You might think you're above the influence of these movies, that you're too savvy and cynical for your expectations and ideas to be shaped by them. I certainly thought I was, and maybe you are - but you're probably not. Romantic comedies shape the beliefs and expectations of even the most cynical and media-savvy among us, especially when they catch us at our most vulnerable.
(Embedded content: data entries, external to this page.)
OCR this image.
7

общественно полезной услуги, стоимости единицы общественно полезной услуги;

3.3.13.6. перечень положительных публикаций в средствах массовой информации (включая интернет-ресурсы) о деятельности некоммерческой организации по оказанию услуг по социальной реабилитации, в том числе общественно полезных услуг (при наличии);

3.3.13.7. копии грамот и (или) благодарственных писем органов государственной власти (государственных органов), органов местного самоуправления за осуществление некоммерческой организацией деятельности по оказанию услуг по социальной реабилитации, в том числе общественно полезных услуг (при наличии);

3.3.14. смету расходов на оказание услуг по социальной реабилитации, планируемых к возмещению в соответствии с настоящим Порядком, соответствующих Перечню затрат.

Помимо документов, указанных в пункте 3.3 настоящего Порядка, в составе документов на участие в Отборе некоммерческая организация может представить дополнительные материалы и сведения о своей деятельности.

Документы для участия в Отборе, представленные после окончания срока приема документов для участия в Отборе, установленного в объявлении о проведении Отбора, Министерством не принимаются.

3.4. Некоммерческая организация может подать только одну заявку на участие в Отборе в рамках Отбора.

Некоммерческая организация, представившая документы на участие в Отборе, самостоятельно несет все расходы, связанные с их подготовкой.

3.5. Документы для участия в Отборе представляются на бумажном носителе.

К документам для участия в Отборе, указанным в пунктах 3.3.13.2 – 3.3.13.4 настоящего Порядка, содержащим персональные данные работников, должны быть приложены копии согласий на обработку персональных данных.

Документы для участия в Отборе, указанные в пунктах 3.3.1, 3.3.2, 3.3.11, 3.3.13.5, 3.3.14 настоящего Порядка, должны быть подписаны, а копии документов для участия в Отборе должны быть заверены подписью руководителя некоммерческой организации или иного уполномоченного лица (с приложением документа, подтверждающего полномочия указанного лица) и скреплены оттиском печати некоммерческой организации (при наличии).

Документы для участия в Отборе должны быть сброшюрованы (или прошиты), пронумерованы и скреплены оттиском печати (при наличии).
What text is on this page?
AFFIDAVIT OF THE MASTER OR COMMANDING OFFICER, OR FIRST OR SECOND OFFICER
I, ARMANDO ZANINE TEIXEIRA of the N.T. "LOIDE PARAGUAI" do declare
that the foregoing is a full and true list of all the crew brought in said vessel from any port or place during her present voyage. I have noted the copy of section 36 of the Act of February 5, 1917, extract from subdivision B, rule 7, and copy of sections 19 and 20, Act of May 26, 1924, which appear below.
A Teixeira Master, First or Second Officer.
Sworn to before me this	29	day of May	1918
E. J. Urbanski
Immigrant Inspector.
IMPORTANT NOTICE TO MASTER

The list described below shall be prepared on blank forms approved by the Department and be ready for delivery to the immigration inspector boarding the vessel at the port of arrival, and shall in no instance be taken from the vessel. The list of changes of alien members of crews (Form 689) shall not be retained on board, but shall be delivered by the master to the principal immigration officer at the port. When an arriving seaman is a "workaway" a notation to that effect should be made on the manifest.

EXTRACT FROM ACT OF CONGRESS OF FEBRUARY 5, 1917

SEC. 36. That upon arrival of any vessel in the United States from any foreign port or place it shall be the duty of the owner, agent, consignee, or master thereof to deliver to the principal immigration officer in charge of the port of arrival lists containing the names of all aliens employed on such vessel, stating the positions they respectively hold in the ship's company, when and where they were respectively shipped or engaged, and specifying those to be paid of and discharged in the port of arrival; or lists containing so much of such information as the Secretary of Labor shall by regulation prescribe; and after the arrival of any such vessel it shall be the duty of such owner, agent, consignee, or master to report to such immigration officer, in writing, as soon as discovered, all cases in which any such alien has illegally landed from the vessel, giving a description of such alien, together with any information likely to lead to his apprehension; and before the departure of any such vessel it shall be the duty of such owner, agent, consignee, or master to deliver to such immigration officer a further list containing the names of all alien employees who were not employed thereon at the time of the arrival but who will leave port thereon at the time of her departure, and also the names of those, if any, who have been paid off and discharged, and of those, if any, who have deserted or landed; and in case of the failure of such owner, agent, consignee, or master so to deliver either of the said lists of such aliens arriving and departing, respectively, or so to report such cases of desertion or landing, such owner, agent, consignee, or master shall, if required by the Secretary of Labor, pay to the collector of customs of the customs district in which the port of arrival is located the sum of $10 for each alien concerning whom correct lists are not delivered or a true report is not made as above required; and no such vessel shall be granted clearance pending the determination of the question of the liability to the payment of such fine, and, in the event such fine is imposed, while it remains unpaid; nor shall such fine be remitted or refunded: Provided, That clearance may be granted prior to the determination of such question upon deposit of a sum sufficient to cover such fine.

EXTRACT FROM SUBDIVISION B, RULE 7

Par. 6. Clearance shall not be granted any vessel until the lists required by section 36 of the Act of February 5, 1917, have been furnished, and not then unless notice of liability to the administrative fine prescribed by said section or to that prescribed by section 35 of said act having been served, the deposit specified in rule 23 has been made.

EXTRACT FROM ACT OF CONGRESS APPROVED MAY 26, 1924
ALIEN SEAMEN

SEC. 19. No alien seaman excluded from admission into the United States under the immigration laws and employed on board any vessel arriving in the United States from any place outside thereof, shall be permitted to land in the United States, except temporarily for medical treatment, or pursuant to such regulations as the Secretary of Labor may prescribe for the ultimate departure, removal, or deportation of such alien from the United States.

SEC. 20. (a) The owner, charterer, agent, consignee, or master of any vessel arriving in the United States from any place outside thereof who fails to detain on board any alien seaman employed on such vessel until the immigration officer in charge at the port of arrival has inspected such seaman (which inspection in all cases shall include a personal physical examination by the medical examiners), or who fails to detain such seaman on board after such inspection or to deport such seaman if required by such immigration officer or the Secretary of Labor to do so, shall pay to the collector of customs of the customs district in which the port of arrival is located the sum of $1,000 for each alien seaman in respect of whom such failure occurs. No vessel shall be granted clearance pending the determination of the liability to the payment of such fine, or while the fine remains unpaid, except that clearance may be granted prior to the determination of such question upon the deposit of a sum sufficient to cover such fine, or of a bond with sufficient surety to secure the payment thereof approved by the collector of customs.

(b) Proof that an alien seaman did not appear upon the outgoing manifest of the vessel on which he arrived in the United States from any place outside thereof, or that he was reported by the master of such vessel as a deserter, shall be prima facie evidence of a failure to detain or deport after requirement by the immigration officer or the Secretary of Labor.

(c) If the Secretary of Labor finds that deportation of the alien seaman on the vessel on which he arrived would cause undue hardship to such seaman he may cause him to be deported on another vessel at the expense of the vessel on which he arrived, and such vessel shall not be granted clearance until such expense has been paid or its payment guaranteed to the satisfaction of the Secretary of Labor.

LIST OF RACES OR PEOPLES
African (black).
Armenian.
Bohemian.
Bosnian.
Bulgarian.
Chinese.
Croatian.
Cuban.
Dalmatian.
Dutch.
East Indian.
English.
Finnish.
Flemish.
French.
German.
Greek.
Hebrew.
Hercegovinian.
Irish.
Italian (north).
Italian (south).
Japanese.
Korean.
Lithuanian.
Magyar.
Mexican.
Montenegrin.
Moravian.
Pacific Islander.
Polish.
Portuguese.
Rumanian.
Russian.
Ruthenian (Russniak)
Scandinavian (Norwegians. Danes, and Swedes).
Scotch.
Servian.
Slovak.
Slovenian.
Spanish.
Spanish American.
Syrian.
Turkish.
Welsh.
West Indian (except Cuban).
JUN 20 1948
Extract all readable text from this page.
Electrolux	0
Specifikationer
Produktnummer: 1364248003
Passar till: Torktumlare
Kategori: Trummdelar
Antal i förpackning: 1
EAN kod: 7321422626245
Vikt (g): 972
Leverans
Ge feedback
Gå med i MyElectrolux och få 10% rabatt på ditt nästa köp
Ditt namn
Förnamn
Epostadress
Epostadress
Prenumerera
This wouldn't be a problem, of course, if romantic comedies depicted women and men, and sex and love, in a positive and realistic way. But they don't. Romantic comedies teach us that a woman's life is empty and meaningless without a man, and that any woman who believes she is happy being single is simply lying to herself. They teach us that love is only for straight white people –- skinny, beautiful straight white people, at that. They teach us that men are sex-crazed, commitment-phobic animals who have to be manipulated into romantic relationships, and that when a man really loves a woman, he'll demonstrate his feelings with grand gestures that barely skirt the line between love and stalking.
It took my life very nearly turning into a romantic comedy to realize just how powerful this genre is, no matter how much we dismiss and belittle it. I understand now why so many women (and so many more men than will own to it) love this genre, and feel that it speaks to them, even if they know it's shamelessly manipulative or politically problematic. As emotionally grueling as it was, the time between this Valentine's Day and the last has made me a better scholar of the genre.
And, as brutal as the irony was, it could have been much worse. I could have been studying slasher flicks.